The different editions were probably bought at different times: there is one of the old red paperback, some of the red paperback which were so heavily used that the library had to rebind them, and several of the later grey paperback edition. I gave each a rough ‘name’ which is easier for me to recall than the individual library item number; and I need to add to each the full metadata for the edition and binding state.

What does the underlining look like? Well, here are the same pages from two different copies. The first is the old ‘Red Paperback’ which didn’t require rebinding. I think this represents the making of two different students – one neatly inline and one ‘sideliner’ although it could be one student who decided to get serious on page 21.

UCCPbkRedPg21
UCCPbkRedPg21

The most obvious point to my eye here is that the underling focuses on the ‘hard data’ – names of groups, prices and wages – and ignores the sources – Hardy’s journal and the much later academic works of Rouff and Labrousse who introduce the price data. The interest is on the facts, and not the evolution of the debate.

How does this compare with the same part of the text in another copy?

UCCPbkGreypg21
UCCPbkGreypg21

Here, the summary of Rouff’s argument is underlined, as is the key figure of 50% of wages going on bread, but everything else is skipped. While the ‘Red Paperback’ reader at least sidelined the section on pg 20 about the frequency of violent outbreaks over food prices, the ‘Grey Paperback’ reader completely ignored that page (as did many other annotators). If this translates to essays, it could produce a very different reading of the role of the crowd in the years leading up to the Revolution.

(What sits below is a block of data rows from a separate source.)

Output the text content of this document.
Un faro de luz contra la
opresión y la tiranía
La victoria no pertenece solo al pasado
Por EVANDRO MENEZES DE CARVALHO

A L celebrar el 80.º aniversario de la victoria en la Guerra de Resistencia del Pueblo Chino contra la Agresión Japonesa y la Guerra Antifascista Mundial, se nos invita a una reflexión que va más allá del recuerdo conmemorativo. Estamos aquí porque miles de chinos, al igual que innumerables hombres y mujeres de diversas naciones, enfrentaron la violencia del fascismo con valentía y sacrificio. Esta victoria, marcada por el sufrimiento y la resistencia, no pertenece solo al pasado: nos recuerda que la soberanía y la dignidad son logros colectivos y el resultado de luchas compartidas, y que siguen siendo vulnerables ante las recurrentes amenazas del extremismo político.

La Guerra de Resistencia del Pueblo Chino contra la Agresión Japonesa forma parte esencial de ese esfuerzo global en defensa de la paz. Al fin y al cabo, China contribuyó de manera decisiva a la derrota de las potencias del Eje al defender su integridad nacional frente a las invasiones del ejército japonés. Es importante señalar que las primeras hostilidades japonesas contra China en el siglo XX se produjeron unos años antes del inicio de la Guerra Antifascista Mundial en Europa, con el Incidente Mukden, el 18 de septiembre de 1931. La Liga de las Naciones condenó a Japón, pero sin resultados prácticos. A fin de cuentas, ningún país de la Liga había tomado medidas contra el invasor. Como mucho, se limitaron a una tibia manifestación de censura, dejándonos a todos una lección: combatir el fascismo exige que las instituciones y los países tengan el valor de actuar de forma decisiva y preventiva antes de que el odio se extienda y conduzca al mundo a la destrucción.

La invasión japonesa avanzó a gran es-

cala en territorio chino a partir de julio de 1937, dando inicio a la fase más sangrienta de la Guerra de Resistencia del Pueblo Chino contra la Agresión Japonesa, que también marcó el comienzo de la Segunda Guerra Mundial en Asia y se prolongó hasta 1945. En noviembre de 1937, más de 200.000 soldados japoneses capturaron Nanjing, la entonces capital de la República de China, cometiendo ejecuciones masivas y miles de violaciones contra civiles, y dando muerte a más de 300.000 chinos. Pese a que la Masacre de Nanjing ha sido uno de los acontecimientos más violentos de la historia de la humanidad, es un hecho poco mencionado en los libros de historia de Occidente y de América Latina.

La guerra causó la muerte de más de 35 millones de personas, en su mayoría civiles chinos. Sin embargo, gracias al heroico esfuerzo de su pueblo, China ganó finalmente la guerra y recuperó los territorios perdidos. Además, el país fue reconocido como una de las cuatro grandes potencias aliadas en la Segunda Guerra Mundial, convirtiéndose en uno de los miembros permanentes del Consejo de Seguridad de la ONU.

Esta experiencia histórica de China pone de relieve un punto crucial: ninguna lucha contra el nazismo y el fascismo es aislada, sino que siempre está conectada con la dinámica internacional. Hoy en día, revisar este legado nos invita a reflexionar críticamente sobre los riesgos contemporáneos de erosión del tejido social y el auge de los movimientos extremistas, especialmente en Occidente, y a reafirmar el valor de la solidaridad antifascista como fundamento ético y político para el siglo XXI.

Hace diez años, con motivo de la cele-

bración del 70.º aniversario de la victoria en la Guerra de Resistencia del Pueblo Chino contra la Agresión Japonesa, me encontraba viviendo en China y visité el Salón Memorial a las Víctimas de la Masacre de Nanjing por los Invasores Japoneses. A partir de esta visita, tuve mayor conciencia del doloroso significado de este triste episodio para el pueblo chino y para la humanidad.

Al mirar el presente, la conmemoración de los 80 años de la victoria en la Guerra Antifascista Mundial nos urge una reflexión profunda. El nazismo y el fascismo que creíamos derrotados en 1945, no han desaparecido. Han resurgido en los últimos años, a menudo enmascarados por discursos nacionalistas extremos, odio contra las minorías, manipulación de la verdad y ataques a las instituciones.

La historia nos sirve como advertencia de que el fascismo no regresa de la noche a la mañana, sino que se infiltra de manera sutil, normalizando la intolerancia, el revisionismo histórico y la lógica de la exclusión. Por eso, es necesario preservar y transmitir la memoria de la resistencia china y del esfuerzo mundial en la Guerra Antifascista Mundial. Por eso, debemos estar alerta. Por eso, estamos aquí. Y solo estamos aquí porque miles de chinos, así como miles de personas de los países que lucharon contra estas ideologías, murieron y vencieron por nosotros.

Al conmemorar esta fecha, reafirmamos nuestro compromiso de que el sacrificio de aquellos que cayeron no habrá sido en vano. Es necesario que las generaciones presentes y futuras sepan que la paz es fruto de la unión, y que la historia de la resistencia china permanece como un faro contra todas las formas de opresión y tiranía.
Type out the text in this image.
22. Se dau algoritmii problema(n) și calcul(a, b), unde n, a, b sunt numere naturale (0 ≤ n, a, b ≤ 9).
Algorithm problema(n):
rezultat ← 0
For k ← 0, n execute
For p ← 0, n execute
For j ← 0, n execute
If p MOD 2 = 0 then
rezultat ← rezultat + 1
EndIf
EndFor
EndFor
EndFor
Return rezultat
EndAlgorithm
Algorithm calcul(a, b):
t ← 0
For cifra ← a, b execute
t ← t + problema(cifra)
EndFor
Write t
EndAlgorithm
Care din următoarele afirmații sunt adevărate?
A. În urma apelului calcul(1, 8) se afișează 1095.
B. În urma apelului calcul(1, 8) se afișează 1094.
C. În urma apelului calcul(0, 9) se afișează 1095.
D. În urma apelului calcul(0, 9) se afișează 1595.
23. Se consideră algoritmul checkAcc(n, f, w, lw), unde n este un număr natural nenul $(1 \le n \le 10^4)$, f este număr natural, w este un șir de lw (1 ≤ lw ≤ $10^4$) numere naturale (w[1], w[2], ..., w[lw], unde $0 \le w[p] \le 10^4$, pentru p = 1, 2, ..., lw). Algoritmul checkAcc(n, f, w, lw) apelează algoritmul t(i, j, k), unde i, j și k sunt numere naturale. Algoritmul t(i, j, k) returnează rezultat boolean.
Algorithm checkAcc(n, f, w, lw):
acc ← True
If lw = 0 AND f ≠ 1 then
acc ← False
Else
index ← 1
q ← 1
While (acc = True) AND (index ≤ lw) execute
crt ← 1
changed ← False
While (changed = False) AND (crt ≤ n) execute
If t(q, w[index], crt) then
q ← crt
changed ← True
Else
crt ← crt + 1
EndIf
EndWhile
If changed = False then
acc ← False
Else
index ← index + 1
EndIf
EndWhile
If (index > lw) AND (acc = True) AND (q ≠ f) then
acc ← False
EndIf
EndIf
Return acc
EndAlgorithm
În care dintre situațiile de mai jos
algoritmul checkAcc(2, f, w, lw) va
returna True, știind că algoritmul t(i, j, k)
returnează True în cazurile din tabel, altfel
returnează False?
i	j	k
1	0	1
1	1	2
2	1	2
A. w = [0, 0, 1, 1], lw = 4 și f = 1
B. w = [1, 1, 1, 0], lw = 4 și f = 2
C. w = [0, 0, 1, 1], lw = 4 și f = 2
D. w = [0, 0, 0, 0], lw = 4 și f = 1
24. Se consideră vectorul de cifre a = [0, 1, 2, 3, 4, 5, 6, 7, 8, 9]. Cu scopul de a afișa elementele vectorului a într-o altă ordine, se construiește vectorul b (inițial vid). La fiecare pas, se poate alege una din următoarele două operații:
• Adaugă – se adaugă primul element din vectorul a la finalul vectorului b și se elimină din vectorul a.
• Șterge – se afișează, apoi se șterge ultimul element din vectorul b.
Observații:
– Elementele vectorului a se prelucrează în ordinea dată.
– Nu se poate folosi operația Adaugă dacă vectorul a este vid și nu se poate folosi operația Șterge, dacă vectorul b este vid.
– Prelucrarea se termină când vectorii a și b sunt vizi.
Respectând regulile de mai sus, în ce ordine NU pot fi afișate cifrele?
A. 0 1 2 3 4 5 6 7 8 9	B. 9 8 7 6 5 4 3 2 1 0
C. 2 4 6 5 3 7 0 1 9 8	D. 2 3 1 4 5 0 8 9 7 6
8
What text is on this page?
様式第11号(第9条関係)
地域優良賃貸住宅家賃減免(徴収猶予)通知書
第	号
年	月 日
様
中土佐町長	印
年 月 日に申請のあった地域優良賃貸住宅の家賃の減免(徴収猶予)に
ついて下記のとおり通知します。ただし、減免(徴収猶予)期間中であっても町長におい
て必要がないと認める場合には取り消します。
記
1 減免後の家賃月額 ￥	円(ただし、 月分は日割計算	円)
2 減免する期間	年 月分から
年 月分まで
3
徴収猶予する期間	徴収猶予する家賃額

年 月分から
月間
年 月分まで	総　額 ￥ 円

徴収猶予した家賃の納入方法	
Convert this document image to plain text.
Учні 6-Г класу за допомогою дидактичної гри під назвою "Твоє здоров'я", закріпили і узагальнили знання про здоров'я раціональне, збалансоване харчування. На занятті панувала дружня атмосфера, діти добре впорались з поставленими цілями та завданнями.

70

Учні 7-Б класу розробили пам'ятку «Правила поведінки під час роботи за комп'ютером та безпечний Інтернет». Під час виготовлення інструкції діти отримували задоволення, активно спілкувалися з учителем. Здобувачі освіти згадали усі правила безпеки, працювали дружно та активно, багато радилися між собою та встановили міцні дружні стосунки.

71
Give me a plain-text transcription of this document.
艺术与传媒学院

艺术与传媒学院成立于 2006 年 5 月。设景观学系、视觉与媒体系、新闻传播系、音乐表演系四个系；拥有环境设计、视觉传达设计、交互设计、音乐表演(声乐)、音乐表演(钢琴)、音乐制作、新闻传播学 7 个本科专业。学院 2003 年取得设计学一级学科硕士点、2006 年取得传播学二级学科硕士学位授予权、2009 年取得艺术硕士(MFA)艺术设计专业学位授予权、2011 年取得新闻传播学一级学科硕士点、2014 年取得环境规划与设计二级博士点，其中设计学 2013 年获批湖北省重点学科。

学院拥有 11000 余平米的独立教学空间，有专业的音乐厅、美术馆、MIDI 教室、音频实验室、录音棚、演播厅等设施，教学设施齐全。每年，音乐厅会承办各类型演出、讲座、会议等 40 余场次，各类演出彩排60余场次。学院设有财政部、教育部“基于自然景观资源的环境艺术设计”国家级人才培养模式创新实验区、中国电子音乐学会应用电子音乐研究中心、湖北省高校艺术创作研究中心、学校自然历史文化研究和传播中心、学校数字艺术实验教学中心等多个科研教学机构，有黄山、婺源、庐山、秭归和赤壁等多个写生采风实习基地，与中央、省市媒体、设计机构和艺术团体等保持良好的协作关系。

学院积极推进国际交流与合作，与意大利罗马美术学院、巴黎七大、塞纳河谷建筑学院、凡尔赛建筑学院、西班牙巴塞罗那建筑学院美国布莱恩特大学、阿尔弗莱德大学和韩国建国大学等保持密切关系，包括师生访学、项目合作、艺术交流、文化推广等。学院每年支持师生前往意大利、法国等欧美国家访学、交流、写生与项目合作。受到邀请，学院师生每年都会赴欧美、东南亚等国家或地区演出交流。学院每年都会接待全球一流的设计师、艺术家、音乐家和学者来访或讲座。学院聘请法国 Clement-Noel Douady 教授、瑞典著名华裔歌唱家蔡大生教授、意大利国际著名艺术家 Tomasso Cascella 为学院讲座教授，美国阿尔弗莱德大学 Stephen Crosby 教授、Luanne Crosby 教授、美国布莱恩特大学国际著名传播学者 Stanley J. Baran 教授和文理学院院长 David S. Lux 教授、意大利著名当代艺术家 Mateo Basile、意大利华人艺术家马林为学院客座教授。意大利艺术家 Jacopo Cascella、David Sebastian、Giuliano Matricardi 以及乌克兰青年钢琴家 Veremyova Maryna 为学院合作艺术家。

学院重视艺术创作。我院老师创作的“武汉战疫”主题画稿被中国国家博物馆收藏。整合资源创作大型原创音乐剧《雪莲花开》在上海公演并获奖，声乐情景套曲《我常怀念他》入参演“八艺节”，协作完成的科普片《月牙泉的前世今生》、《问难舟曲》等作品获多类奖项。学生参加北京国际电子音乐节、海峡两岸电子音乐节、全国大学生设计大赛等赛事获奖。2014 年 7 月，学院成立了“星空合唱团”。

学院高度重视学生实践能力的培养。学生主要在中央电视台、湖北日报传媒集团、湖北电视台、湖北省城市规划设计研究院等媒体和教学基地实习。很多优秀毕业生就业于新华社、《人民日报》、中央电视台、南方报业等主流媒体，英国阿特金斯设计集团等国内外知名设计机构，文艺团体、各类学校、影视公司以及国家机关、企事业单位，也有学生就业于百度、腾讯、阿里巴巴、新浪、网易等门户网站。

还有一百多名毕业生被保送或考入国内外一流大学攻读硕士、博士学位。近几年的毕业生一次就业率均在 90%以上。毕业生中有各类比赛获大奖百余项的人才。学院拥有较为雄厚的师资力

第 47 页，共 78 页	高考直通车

It would be really nice to have the outputs of these readings, either essays or exam answers, but even if they still existed, it would be impossible to match them to the markings on the book – but it would be possible to construct an experiment which tracked that relationship.

Meanwhile, the next problem is transferring this information from the page images to the actual text in a meaningful way. It is not too hard to take a plain text file of a particular chapter and mark up which sections have been annotated, but once you combining this for every copy of the text in one library will rapidly produce a mess of overlapping markup.

I thought I might use Omeka to put this online because it is a ‘One Click’ Install on Reclaim Hosting which we make all our students use, but I’m also thinking about the OSF framework now; or some combination of Omeka and Jupyter Notebooks.  Since we can’t dump the entire text online (copyright, fair enough), I need to commit to a chapter for the open project. In fairness, I think one chapter will be enough to make explore the issue.

However, right now what I am thinking about is the start of term; and, among other things, the early reading assignments where I’m going to require students to submit their annotated pdfs of readings in various courses as we explore how learners read scholarly texts.